Good “Grandfather” clocks are not now often made. The last place I remember to have seen them being manufactured is at Morez, in the district of the Jura. An excellent clock, enclosed in a dust-tight iron case, with a tall painted case of quaint old design, can be bought for about 55s. The wheels are well cut, and the internal mechanism very good.
I visited the town of Morez in the year 1893. The clock industry was declining. The farmers of France seemed to prefer small clocks of hideous appearance, made in Germany and in America, to the excellent work of their own country. Probably by now the old clockmaking industry is extinct. One I purchased at that time has gone well ever since.
CHAPTER IV.
It is now time to give a description of the various parts of an ordinary pendulum clock.

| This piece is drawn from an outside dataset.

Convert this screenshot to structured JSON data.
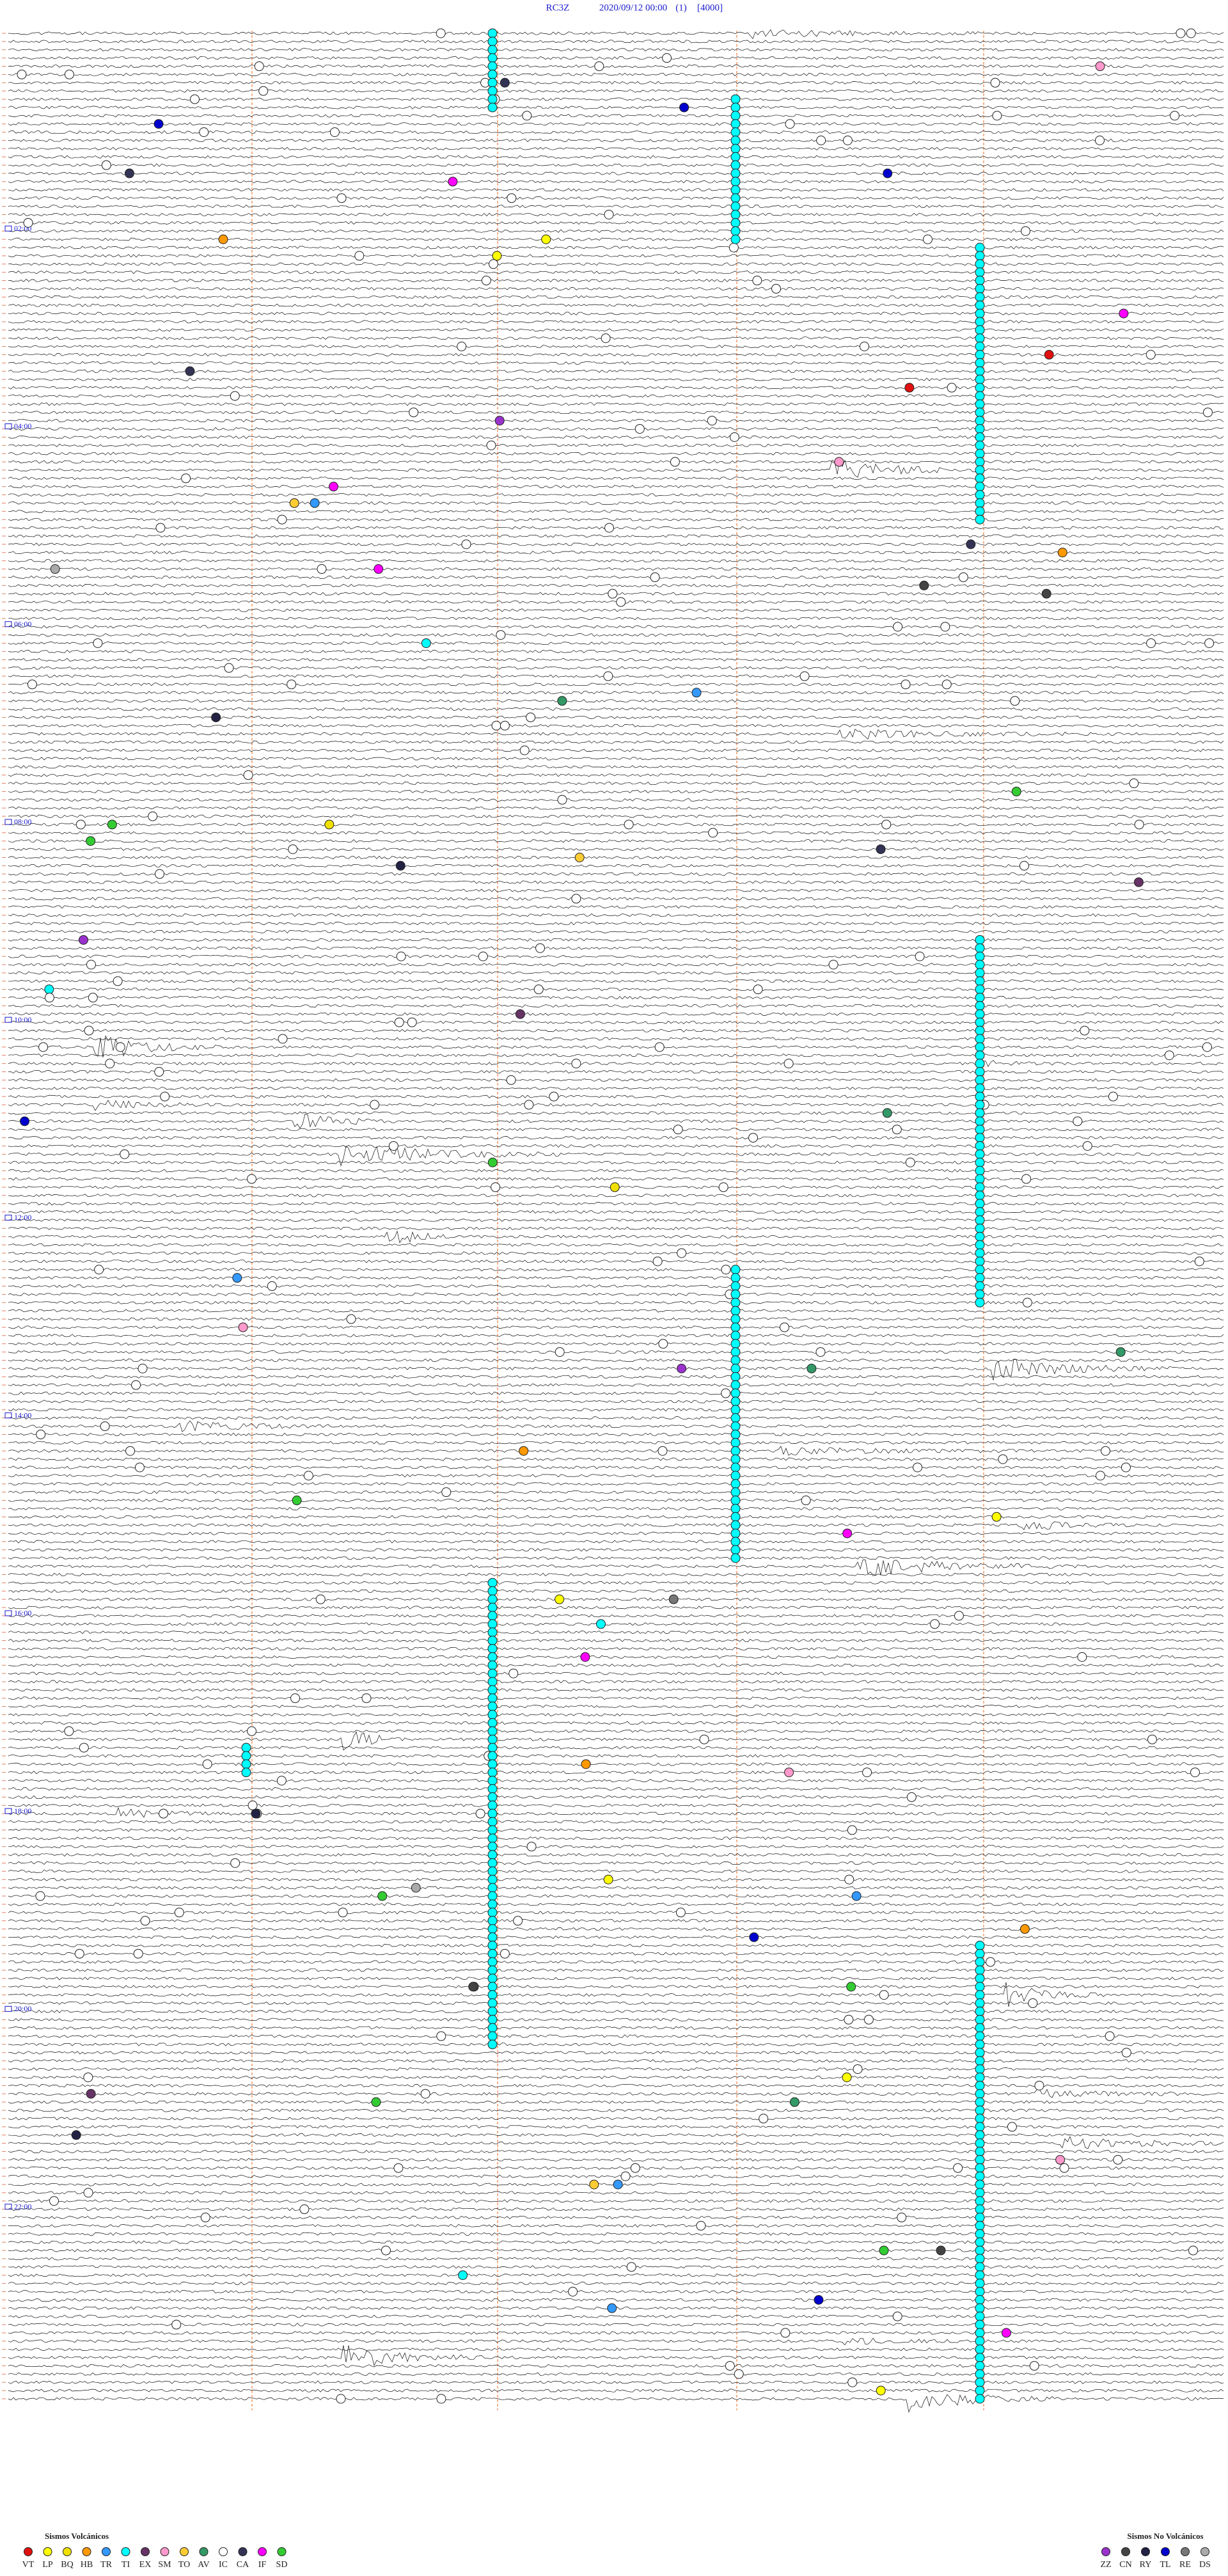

We will take the “Grandfather” clock as an example. We shall want an hour hand and a minute hand in the centre of the face, and a seconds hand to show seconds a little above them. There will be a seconds pendulum 39·14 inches long, and the centre of the face of the clock will be about seven feet above the ground, so as to give practically about five feet of fall for the weight.
Fig. 45.
In the first place, we have to consider the axle which carries the minute hand, and which turns round once in each hour. This is usually made of a piece of steel about one-sixth of an inch in diameter. Clockmakers usually call an axle an “arbor,” or “tree,” whence our word axletree.
This “arbor” is turned in the lathe, so as to have pivots on each end, fitted into holes in the clock plates, that is to say, the flat pieces of brass that serve as the body of the clock. The adjoining diagram shows S T the clock faces, and C, the arbor of the minute hand.